On Clothes and Caskets

Joseph came into this world flailing and screaming, naked just like the rest of us. The nurse took him, sucked the mucus from his nose, and wrapped him in a blanket to cover his nakedness. Shame, that swaddling concept from birth, turned to brass belt-buckled defiance somewhere along the way. We all find a way to shiny up our pride. Joseph was cock-sure, like that peacock the two of you saw on Cleveland Street last month. You were carpooling, like neighbors do, when that finely-arrayed bird stepped out into the middle of the road. You stopped your car to keep from creating the first Arkansan peacock road-kill.

“Is that a,” you stopped short.

“Yes, it’s a peacock in Fayetteville,” he said.

“Can’t be,” you responded.

“It is,” Joseph said.

You pulled forward, playing a slow game of chicken, or peacock as it were. He didn’t move, but instead, spread his tail feathers wide and beautiful, his head perfectly centered like an iridescent blue middle-finger. You drove around so as to avoid popping the bird.

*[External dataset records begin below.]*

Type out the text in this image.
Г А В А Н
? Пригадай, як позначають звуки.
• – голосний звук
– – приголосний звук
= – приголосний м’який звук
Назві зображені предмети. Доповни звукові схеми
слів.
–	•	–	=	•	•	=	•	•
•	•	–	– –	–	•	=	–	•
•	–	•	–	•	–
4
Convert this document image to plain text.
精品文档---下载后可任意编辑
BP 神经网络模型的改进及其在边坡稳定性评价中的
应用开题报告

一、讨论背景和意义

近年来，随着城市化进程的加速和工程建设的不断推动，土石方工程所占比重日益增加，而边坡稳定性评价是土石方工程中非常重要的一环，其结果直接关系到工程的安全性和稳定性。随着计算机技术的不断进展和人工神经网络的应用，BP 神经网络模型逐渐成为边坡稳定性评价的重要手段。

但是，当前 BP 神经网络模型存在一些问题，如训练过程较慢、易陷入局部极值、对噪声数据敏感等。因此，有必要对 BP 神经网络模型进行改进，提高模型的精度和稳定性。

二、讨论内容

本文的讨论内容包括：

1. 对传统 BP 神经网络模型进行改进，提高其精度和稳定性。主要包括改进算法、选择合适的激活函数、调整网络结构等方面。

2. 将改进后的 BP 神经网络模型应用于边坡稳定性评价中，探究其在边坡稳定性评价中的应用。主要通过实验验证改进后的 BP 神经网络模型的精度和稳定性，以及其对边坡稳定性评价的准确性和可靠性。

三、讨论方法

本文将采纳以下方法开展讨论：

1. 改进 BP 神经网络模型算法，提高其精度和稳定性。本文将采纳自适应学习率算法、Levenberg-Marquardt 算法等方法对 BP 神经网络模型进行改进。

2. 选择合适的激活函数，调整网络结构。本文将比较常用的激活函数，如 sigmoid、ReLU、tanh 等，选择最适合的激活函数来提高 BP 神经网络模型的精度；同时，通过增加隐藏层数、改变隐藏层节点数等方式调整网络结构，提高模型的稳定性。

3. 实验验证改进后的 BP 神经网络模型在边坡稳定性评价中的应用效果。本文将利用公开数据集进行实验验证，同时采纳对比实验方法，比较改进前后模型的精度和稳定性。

When Joseph died last month, he chose that final act of rebellion. You remember seeing him, pumped full of embalming fluid and made up like a prom queen? It looked pretty natural except the foundation rubbed a little against the collar of his white shirt. The black lacquered casket was hermetically sealed to keep the earthworms and grubs out. To dust he shall return—in thirty or so years, I suppose.

Not to be crass or callous, I’m sure he was a good man. But clothing and caskets are little more than masquerades for the fall.